Padahal dia ingin berbagi cerita, sebelum ia meninggalkan kota Subang. Tetapi ia hargai keputusan temannya. Fadil berjalan menaiki motornya, lalu ia melaju kendaraannya sembari pamit.
Di tengah perjalanan, dia membeli lima bungkus nasi goreng untuk dinikmati bersama keluarganya.
Ketika dia sedang menunggu pesanan, datanglah seorang pengamen berbaju hitam dengan tindik di hidungnya. Dia pun mulai memainkan gitar serta lantunan lagu.
Nyanyian itu berlangsung kurang dari satu menit, lalu ia menjulurkan tangannya pada Sang Penjual nasi goreng.
Secara baik-baik Si Penjuan menolaknya. Pengamen itu melirik kesana kemari, lalu ia mengeluarkan sebuah pisau dari saku celananya. Kemudian dia mengancam pada Si Penjual Nasi Goreng, agar memberikan sebagian uangnya.
"Kalau mau uang makanya kerja!" kata Fadil
Pengamen itu meliriknya dengan tatapan tajam. Kedua kakinya gemetar, namun dia paksakan diri untuk menatapnya lebih lama. Sekilas dia teringat oleh pesan kakeknya, mengenai penggunaan Ajian Brajamusti.
Kunci untuk menggunakan ilmu tersebut adalah keberanian. Namun dia sangat takut, berhadapan dengan pengamen yang memegang senjata tajam.
"Apa kamu bilang?!"
"Kamu tuli? Baik, aku akan mengatakannya sekali lagi. Kalau kamu mau uang makanya kerja!"
"Bacot kamu!" timbalnya dengan geram, lalu ia menusuk perutnya.
Kedua tangannya mengeluarkan sinar merah. Spontan dia menangkap pisau yang tajam tersebut dengan tangan kosong, seketika pisau itu menjadi bengkok dan tangan Fadil sama sekali tidak terluka.
Suhu panas pada pisau tersebut, pengamen itu rasakan.

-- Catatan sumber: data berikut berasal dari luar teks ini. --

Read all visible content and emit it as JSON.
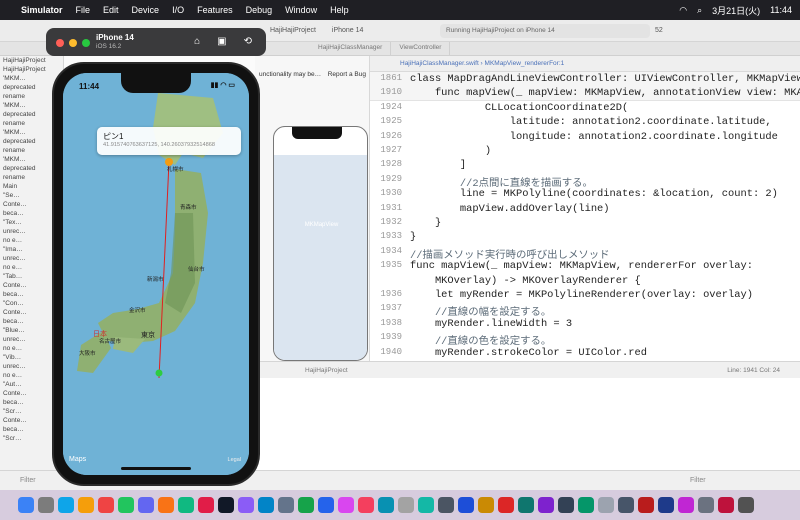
{
  "menubar": {
    "app": "Simulator",
    "items": [
      "File",
      "Edit",
      "Device",
      "I/O",
      "Features",
      "Debug",
      "Window",
      "Help"
    ],
    "date": "3月21日(火)",
    "time": "11:44"
  },
  "xcode": {
    "tabs": [
      "HajiHajiProject",
      "iPhone 14",
      "Running HajiHajiProject on iPhone 14",
      "52"
    ],
    "status": "Running HajiHajiProject on iPhone 14",
    "tabbar": [
      "HajiHajiClassManager",
      "ViewController"
    ],
    "navigator": [
      "HajiHajiProject",
      "HajiHajiProject",
      "'MKM…",
      "deprecated",
      "rename",
      "'MKM…",
      "deprecated",
      "rename",
      "'MKM…",
      "deprecated",
      "rename",
      "'MKM…",
      "deprecated",
      "rename",
      "Main",
      "\"Se…",
      "Conte…",
      "beca…",
      "\"Tex…",
      "unrec…",
      "no e…",
      "\"Ima…",
      "unrec…",
      "no e…",
      "\"Tab…",
      "Conte…",
      "beca…",
      "\"Con…",
      "Conte…",
      "beca…",
      "\"Blue…",
      "unrec…",
      "no e…",
      "\"Vib…",
      "unrec…",
      "no e…",
      "\"Aut…",
      "Conte…",
      "beca…",
      "\"Scr…",
      "Conte…",
      "beca…",
      "\"Scr…"
    ],
    "warning": "unctionality may be…",
    "report_bug": "Report a Bug",
    "canvas_view": "MKMapView",
    "editor_path": "HajiHajiClassManager.swift  ›  MKMapView_rendererFor:1",
    "linecol": "Line: 1941  Col: 24",
    "crumb": "HajiHajiProject",
    "filter": "Filter",
    "filter2": "Filter"
  },
  "code_lines": [
    {
      "n": "1861",
      "t": "class MapDragAndLineViewController: UIViewController, MKMapViewDe…"
    },
    {
      "n": "1910",
      "t": "    func mapView(_ mapView: MKMapView, annotationView view: MKAnn…"
    },
    {
      "n": "1924",
      "t": "            CLLocationCoordinate2D("
    },
    {
      "n": "1925",
      "t": "                latitude: annotation2.coordinate.latitude,"
    },
    {
      "n": "1926",
      "t": "                longitude: annotation2.coordinate.longitude"
    },
    {
      "n": "1927",
      "t": "            )"
    },
    {
      "n": "1928",
      "t": "        ]"
    },
    {
      "n": "1929",
      "t": "        //2点間に直線を描画する。"
    },
    {
      "n": "1930",
      "t": "        line = MKPolyline(coordinates: &location, count: 2)"
    },
    {
      "n": "1931",
      "t": "        mapView.addOverlay(line)"
    },
    {
      "n": "1932",
      "t": "    }"
    },
    {
      "n": "1933",
      "t": "}"
    },
    {
      "n": "1934",
      "t": "//描画メソッド実行時の呼び出しメソッド"
    },
    {
      "n": "1935",
      "t": "func mapView(_ mapView: MKMapView, rendererFor overlay:"
    },
    {
      "n": "",
      "t": "    MKOverlay) -> MKOverlayRenderer {"
    },
    {
      "n": "1936",
      "t": "    let myRender = MKPolylineRenderer(overlay: overlay)"
    },
    {
      "n": "1937",
      "t": "    //直線の幅を設定する。"
    },
    {
      "n": "1938",
      "t": "    myRender.lineWidth = 3"
    },
    {
      "n": "1939",
      "t": "    //直線の色を設定する。"
    },
    {
      "n": "1940",
      "t": "    myRender.strokeColor = UIColor.red"
    }
  ],
  "simulator": {
    "title": "iPhone 14",
    "subtitle": "iOS 16.2",
    "time": "11:44"
  },
  "callout": {
    "title": "ピン1",
    "coords": "41.915740763637125, 140.26037932514868"
  },
  "map": {
    "logo": "Maps",
    "legal": "Legal",
    "labels": [
      "青森市",
      "仙台市",
      "新潟市",
      "金沢市",
      "名古屋市",
      "大阪市",
      "東京",
      "日本",
      "札幌市"
    ]
  },
  "colors": {
    "line": "#e02020",
    "pin_start": "#f39c12",
    "pin_end": "#2ecc40"
  }
}
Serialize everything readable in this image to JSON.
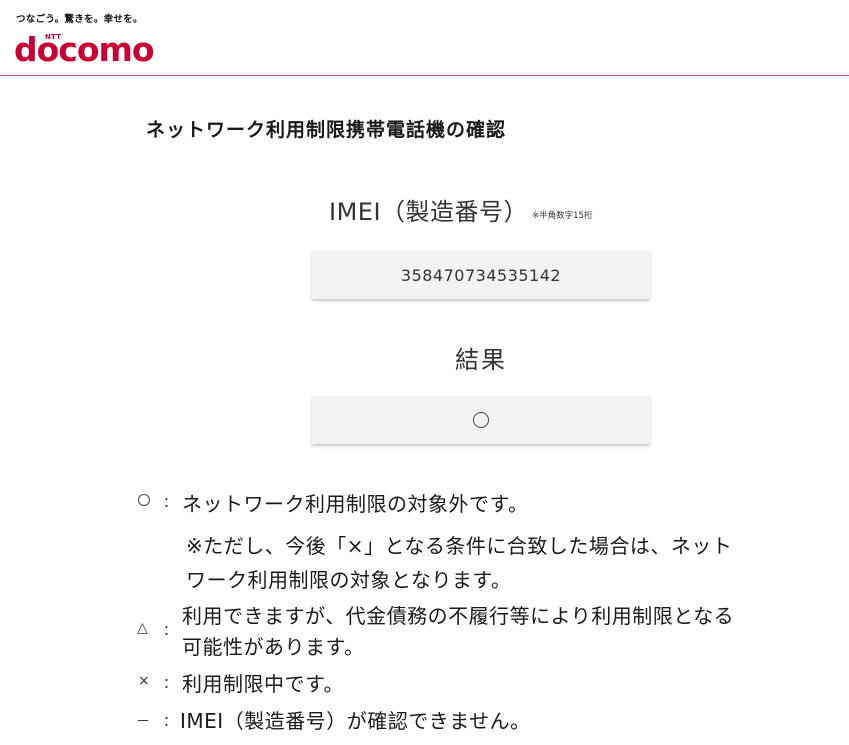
{
  "header": {
    "tagline": "つなごう。驚きを。幸せを。",
    "logo_ntt": "NTT",
    "logo_word": "docomo",
    "brand_color": "#cc0033"
  },
  "page_title": "ネットワーク利用制限携帯電話機の確認",
  "imei": {
    "heading": "IMEI（製造番号）",
    "note": "※半角数字15桁",
    "value": "358470734535142"
  },
  "result": {
    "heading": "結果",
    "value_icon": "circle-mark"
  },
  "legend": {
    "circle": {
      "sep": "：",
      "text": "ネットワーク利用制限の対象外です。",
      "note_line1": "※ただし、今後「×」となる条件に合致した場合は、ネット",
      "note_line2": "ワーク利用制限の対象となります。"
    },
    "triangle": {
      "symbol": "△",
      "sep": "：",
      "line1": "利用できますが、代金債務の不履行等により利用制限となる",
      "line2": "可能性があります。"
    },
    "cross": {
      "symbol": "×",
      "sep": "：",
      "text": "利用制限中です。"
    },
    "dash": {
      "symbol": "－",
      "sep": "：",
      "text": "IMEI（製造番号）が確認できません。"
    }
  }
}
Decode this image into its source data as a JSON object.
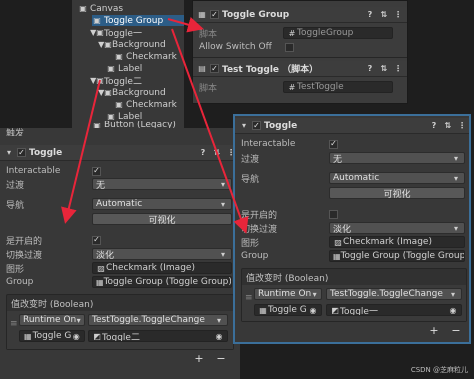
{
  "hierarchy": {
    "items": [
      {
        "label": "Canvas"
      },
      {
        "label": "Toggle Group"
      },
      {
        "label": "Toggle一"
      },
      {
        "label": "Background"
      },
      {
        "label": "Checkmark"
      },
      {
        "label": "Label"
      },
      {
        "label": "Toggle二"
      },
      {
        "label": "Background"
      },
      {
        "label": "Checkmark"
      },
      {
        "label": "Label"
      },
      {
        "label": "Button (Legacy)"
      }
    ]
  },
  "topright": {
    "toggle_group_title": "Toggle Group",
    "script_label": "脚本",
    "script_value": "ToggleGroup",
    "allow_switch_off_label": "Allow Switch Off",
    "test_toggle_title": "Test Toggle （脚本）",
    "test_script_label": "脚本",
    "test_script_value": "TestToggle"
  },
  "left_inspector": {
    "top_clip_label": "触发",
    "title": "Toggle",
    "interactable_label": "Interactable",
    "transition_label": "过渡",
    "transition_value": "无",
    "navigation_label": "导航",
    "navigation_value": "Automatic",
    "visualize_button": "可视化",
    "is_on_label": "是开启的",
    "toggle_transition_label": "切换过渡",
    "toggle_transition_value": "淡化",
    "graphic_label": "图形",
    "graphic_value": "Checkmark (Image)",
    "group_label": "Group",
    "group_value": "Toggle Group (Toggle Group)",
    "event_label": "值改变时 (Boolean)",
    "runtime_value": "Runtime On",
    "function_value": "TestToggle.ToggleChange",
    "object_value": "Toggle G",
    "arg_value": "Toggle二",
    "plus": "+",
    "minus": "−"
  },
  "right_inspector": {
    "title": "Toggle",
    "interactable_label": "Interactable",
    "transition_label": "过渡",
    "transition_value": "无",
    "navigation_label": "导航",
    "navigation_value": "Automatic",
    "visualize_button": "可视化",
    "is_on_label": "是开启的",
    "toggle_transition_label": "切换过渡",
    "toggle_transition_value": "淡化",
    "graphic_label": "图形",
    "graphic_value": "Checkmark (Image)",
    "group_label": "Group",
    "group_value": "Toggle Group (Toggle Group)",
    "event_label": "值改变时 (Boolean)",
    "runtime_value": "Runtime On",
    "function_value": "TestToggle.ToggleChange",
    "object_value": "Toggle G",
    "arg_value": "Toggle一",
    "plus": "+",
    "minus": "−"
  },
  "watermark": "CSDN @芝麻粒儿",
  "colors": {
    "arrow": "#e8253a",
    "highlight_border": "#3b6f9a",
    "selection": "#2c5d87"
  }
}
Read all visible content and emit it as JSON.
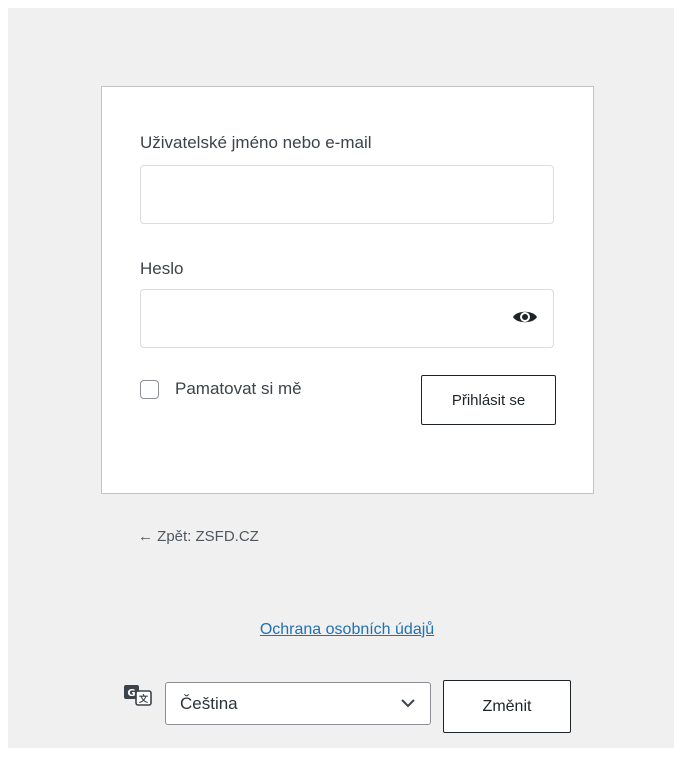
{
  "login": {
    "username_label": "Uživatelské jméno nebo e-mail",
    "username_value": "",
    "password_label": "Heslo",
    "password_value": "",
    "remember_label": "Pamatovat si mě",
    "submit_label": "Přihlásit se",
    "show_password_icon": "eye-icon"
  },
  "back_link": "← Zpět: ZSFD.CZ",
  "privacy_link": "Ochrana osobních údajů",
  "language": {
    "icon": "translate-icon",
    "selected": "Čeština",
    "change_label": "Změnit"
  },
  "colors": {
    "background": "#f0f0f1",
    "link": "#2271b1",
    "text": "#3c434a"
  }
}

Kedua tangan dan kaki pengamen itu ketakutan, lalu dia pun pergi melarikan diri. Penjual nasi goreng itu berterimakasih kepadanya, lalu dia memberikan pesanannya. Kemudian Fadil pun membayarnya, dan ia pun kembali melanjutkan perjalanannya.
"Inikah Ajian Brajamusti?" tanya Fadil pada dirinya sendiri, mengingat apa kejadian barusan.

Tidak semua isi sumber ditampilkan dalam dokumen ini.